A desalination facility may answer Lanai’s need for new freshwater source, but such facilities may be unnecessary elsewhere if other alternatives can guarantee an abundance of freshwater for the county. As the chairman of the Water Resources Committee, I seek policies to ensure the county will generate adequate water supply in the most cost-effective and safest way possible.
The committee will also discuss a county water conservation plan.
The committee will consider extending the deadline for enactment of a plan. The committee may also consider updates to landscape-conservation plans, facility-performance standards (including leak detection), water-recycling efforts and water-waste prohibitions.

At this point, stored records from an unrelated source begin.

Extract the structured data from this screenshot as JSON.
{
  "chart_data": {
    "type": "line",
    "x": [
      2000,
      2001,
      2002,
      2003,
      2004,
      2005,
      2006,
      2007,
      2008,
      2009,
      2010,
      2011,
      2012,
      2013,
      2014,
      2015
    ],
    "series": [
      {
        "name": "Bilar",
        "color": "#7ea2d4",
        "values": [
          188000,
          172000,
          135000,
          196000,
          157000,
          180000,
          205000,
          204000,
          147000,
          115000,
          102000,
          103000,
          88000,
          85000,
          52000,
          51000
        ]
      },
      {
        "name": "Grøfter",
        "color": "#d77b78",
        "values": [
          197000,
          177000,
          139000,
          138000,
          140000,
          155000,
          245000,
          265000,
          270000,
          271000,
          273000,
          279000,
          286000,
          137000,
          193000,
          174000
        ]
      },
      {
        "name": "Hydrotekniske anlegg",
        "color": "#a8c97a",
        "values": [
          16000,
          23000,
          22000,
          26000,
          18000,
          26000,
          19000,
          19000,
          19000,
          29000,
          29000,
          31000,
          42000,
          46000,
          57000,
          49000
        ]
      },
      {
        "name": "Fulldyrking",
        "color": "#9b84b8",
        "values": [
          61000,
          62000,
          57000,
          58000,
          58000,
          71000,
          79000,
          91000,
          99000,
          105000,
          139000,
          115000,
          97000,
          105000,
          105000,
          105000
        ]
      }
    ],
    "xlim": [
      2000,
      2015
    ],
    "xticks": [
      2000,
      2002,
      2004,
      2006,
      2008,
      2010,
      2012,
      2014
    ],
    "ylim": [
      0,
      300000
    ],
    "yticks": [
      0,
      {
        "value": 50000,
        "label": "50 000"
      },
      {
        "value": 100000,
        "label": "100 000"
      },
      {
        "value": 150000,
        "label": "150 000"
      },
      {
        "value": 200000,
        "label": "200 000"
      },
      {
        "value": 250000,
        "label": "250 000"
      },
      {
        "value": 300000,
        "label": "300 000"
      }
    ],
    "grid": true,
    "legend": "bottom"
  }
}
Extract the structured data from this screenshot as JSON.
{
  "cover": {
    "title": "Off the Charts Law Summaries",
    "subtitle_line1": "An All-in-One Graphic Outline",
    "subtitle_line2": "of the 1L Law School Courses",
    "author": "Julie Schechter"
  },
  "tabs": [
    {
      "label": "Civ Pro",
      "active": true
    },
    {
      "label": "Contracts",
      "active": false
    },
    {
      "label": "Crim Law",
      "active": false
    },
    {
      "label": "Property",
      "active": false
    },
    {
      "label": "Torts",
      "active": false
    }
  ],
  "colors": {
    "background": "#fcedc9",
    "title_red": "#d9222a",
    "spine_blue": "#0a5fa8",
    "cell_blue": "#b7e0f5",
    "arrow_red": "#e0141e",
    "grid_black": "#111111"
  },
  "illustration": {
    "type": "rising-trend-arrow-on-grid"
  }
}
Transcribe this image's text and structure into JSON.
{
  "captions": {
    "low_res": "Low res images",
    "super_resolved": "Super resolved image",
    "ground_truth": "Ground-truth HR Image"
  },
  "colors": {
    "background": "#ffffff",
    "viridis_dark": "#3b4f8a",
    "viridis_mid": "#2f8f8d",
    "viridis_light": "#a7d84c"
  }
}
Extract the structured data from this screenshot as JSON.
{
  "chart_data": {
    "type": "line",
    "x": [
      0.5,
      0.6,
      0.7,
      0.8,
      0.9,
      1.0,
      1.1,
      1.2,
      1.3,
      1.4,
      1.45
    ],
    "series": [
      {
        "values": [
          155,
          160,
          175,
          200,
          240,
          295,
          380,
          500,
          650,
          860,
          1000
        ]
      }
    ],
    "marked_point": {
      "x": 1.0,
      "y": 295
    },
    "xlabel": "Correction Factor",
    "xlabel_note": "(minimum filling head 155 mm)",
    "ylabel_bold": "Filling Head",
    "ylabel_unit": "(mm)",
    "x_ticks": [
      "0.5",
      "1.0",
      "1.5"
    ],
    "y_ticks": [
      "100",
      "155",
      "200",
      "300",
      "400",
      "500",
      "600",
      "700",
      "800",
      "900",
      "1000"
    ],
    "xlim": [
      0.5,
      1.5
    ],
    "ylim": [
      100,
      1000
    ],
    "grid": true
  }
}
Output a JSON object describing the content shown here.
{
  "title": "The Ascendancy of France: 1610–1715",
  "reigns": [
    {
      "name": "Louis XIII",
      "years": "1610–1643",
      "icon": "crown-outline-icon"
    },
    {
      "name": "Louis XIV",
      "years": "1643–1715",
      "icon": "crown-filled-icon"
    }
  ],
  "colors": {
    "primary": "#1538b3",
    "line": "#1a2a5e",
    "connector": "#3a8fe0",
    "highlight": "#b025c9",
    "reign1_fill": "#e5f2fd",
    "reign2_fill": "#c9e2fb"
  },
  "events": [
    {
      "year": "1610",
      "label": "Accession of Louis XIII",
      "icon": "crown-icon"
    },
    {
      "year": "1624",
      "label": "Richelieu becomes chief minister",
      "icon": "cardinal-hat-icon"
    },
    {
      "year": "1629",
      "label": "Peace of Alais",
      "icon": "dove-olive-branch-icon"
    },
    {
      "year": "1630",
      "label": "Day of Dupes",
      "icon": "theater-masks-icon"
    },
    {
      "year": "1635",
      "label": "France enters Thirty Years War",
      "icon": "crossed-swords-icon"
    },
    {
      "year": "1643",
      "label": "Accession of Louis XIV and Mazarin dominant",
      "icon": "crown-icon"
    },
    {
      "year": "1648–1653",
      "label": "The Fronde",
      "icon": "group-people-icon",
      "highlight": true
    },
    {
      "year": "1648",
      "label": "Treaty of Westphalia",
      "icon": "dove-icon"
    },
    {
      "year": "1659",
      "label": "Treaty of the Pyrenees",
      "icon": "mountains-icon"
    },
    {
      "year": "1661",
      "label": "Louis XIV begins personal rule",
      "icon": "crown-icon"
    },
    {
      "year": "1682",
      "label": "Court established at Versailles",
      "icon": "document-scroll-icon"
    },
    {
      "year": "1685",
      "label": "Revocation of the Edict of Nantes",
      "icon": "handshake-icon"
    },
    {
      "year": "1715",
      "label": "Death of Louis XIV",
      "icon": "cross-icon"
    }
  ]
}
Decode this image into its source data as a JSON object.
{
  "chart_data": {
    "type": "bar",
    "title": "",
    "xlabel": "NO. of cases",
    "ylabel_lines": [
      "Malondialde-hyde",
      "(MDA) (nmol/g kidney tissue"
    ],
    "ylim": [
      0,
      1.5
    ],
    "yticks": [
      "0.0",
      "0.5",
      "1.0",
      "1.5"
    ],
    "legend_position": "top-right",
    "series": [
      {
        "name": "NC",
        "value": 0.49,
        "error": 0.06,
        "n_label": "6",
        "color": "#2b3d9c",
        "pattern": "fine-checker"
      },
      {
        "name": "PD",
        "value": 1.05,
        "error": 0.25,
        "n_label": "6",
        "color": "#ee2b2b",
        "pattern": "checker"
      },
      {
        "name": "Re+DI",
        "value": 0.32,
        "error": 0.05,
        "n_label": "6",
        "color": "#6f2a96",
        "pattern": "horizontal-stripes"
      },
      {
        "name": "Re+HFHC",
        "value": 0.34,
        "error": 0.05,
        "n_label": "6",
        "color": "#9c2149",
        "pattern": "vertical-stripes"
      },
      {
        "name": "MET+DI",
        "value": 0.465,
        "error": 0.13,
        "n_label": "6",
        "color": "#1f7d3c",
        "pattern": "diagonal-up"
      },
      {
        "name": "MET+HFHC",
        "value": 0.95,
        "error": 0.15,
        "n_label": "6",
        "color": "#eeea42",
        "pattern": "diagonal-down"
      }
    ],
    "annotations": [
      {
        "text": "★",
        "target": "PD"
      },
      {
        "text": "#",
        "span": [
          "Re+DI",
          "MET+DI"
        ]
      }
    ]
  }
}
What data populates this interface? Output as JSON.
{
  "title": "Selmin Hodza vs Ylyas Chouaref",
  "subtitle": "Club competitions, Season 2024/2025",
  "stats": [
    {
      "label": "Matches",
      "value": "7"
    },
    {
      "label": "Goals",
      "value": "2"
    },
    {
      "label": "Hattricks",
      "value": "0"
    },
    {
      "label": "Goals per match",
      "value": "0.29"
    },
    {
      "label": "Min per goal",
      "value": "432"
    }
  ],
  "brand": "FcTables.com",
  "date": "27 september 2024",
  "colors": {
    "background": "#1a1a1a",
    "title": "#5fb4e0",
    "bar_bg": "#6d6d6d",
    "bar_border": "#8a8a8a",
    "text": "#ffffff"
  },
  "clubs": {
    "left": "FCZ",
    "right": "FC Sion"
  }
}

The council has found the high cost of living in Maui County leaves our community with less capital for development of new water resources. Water conservation, as a solution, will save money and can be accomplished without degradation of aesthetic values.
I would like to note that the Department of Water Supply has an existing conservation program. Please visit the county website at www.mauicounty.gov for resources and tips.
The department also conducts an annual water-conservation poster-making contest for kids. Some of the outstanding entries are displayed on the fifth floor of the county building.
Sometimes, the simplest idea, like “turn the faucet off when not in use,” can significantly impact the county’s water-conservation planning process. Needless to say, we can definitely learn from our keiki.
I welcome your ideas and encourage you to submit testimony to the committee. Join us in the council chamber on Thursday at 1:30 p.m. or email your testimony to email@example.com.
* Michael P. Victorino holds the County Council seat for the Wailuku-Waihee-Waikapu residency area. He is chair of the Water Resources Committee. “Chair’s 3 Minutes” is a weekly column to explain the latest news on county legislative matters.